The phenomenon of the stars being eaten up by black holes is still not fully revealed. Recently, more light was shed on the topic by a team of astrophysicists who launched a group of stars into a series of black holes and recorded what happened.

This study is collectively based on Einstein’s theory of general relativity and the realistic models of main-sequence star densities. They aim to observe the flares of light that are produced from remote black holes that destroy the ill-fated stars.

The simulations gotten from the observations are mesmerizing.

The main activity starts when a star gets a little too close to the black hole. The black hole has an intense gravitational field, and it starts to deform when the star gets near it. It separates the star through its tidal forces. This means that the black hole elongates the star because of its extreme gravitational pull.

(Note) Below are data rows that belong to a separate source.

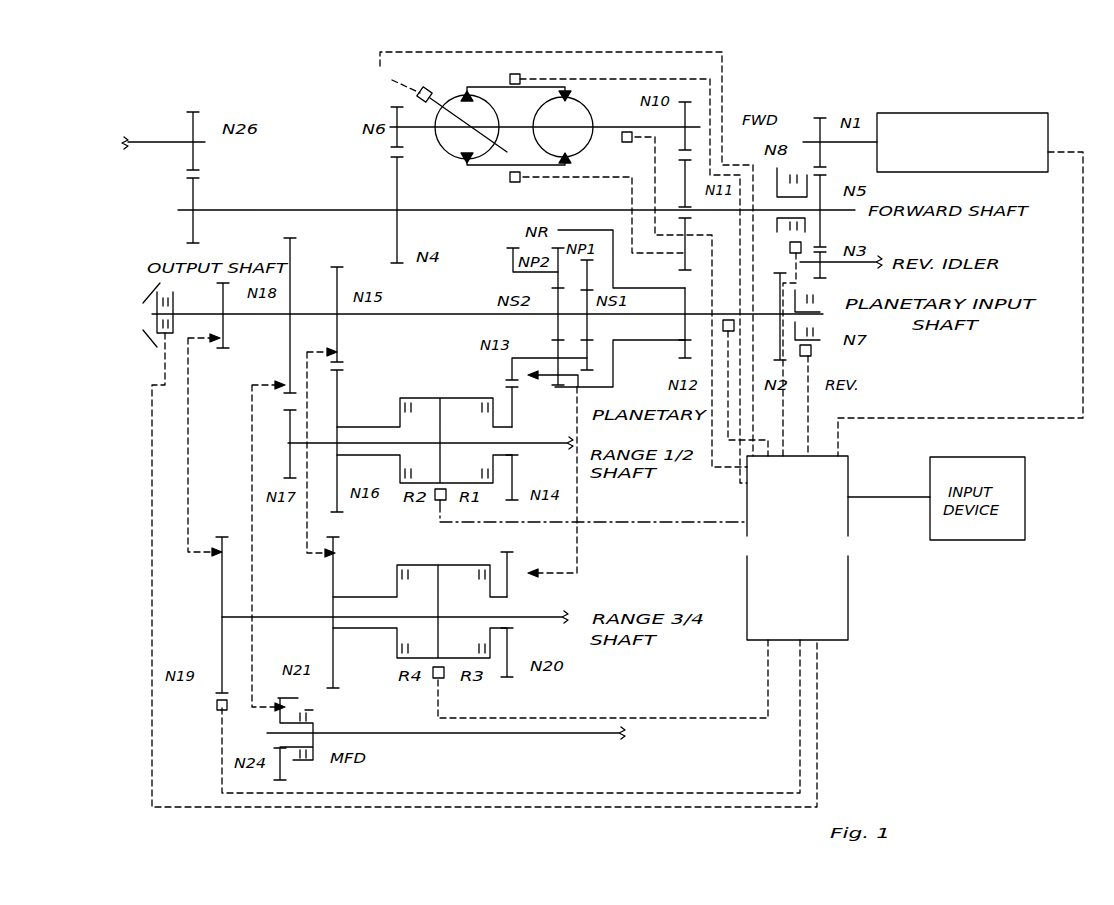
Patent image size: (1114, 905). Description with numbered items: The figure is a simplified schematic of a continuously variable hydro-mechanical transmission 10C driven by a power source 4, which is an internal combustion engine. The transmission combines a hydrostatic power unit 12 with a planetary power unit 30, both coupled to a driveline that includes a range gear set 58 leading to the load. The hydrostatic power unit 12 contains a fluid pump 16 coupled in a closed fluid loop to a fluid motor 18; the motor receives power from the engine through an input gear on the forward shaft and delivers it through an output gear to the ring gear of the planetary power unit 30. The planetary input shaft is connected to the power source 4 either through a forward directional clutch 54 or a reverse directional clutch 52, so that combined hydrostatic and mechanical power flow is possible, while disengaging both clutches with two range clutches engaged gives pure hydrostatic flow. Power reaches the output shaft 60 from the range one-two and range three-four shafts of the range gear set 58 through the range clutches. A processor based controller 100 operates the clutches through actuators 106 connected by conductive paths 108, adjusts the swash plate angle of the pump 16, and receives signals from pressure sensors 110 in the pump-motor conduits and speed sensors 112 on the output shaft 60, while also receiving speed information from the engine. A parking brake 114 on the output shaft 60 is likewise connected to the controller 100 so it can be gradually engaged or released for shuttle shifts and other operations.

The power source 4 is at (1052, 134).
The transmission 10C is at (860, 84).
The hydrostatic power unit 12 is at (385, 78).
The fluid pump 16 is at (452, 164).
The fluid motor 18 is at (588, 110).
The planetary power unit 30 is at (472, 330).
The reverse directional clutch 52 is at (822, 336).
The forward directional clutch 54 is at (793, 180).
The range gear set 58 is at (612, 547).
The output shaft 60 is at (258, 318).
The controller 100 is at (858, 575).
The actuators 106 is at (417, 96).
The conductive paths 108 is at (723, 80).
The pressure sensors 110 is at (484, 192).
The speed sensors 112 is at (622, 143).
The parking brake 114 is at (175, 301).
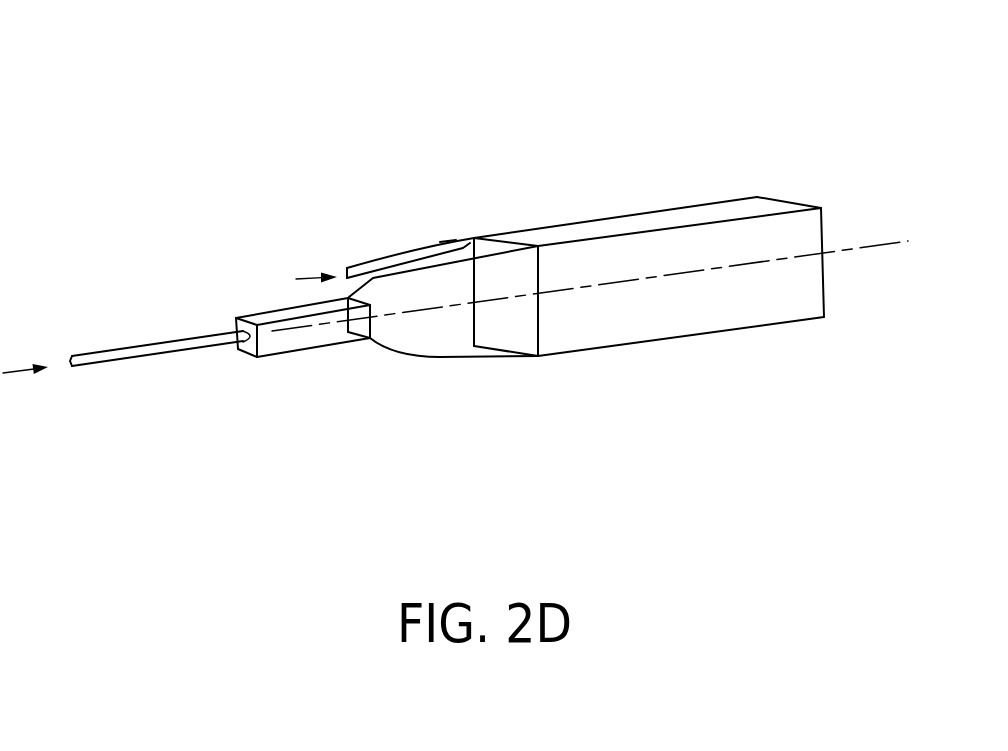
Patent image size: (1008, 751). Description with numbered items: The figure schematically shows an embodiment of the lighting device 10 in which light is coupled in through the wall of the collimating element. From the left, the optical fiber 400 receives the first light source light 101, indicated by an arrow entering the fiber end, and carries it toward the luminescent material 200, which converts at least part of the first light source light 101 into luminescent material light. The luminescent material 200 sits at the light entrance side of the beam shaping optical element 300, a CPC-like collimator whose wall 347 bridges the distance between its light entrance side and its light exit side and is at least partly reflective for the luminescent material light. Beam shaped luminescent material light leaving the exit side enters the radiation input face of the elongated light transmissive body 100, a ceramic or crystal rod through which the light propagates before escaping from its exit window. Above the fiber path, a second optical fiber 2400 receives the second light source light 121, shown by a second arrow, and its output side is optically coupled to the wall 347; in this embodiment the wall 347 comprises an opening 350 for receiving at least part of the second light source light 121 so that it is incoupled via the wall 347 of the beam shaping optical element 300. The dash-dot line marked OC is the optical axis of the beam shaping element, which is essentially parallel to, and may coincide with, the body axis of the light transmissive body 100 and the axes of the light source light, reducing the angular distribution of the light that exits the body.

The lighting device 10 is at (129, 58).
The elongated light transmissive body 100 is at (698, 215).
The first light source light 101 is at (12, 370).
The second light source light 121 is at (296, 279).
The luminescent material 200 is at (366, 324).
The beam shaping optical element 300 is at (440, 323).
The wall 347 is at (490, 246).
The opening 350 is at (448, 240).
The optical fiber 400 is at (175, 318).
The second optical fiber 2400 is at (363, 265).
The optical axis of the beam shaping element OC is at (882, 240).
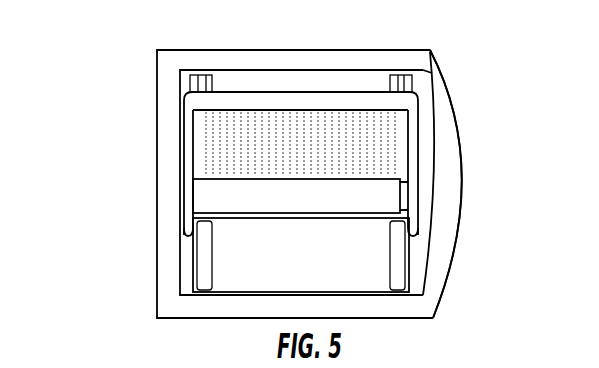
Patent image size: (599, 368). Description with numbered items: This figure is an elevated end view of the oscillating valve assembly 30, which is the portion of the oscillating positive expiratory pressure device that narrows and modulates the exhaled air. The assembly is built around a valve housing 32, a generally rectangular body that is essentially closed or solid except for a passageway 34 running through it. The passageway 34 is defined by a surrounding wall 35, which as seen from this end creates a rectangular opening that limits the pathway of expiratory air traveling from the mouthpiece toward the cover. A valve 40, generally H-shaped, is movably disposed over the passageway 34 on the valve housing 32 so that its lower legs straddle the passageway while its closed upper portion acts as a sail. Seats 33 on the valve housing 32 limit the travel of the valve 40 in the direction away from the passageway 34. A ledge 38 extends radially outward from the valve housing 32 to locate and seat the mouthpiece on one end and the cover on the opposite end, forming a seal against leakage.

When the star gets so close to it that the tidal force from the black hole causes the material to be removed from the star, it is called a tidal break event.

From this point onward, the star’s fate is set in stone. It does not have an option to escape. It has to be engulfed by the black hole.

However, there is an exception of a few stars that have been able to survive. The simulations, led by astrophysicist Taeho Ryu of the Max Planck Institute for Astrophysics in Germany, were designed to find out what factors contributed to a star’s survival.

Six virtual black holes were created with masses between 100,000 and 50 million times that of the Sun. Each of these black holes then had encounters with eight main sequence stars, with masses between 0.15 and 10 times that of sun.

The main factor that dictated the star’s interaction with the black hole was the star’s initial density. The denser the star, the more likely it is to survive an encounter with a black hole. These have occurred around supermassive black holes 1 million times the mass of the Sun. The highest density stars are yellow and the lowest are blue in the video.

It was also revealed that the partial outages occurred at the same rate as full outages, and the proportion of the star’s mass that is lost can be described with the help of a simple expression.

Deeper studies in the area can reveal more information about the relatively neglected partial disruption events.

The document accompanying the simulations was published in The Astrophysical Journal in 2020.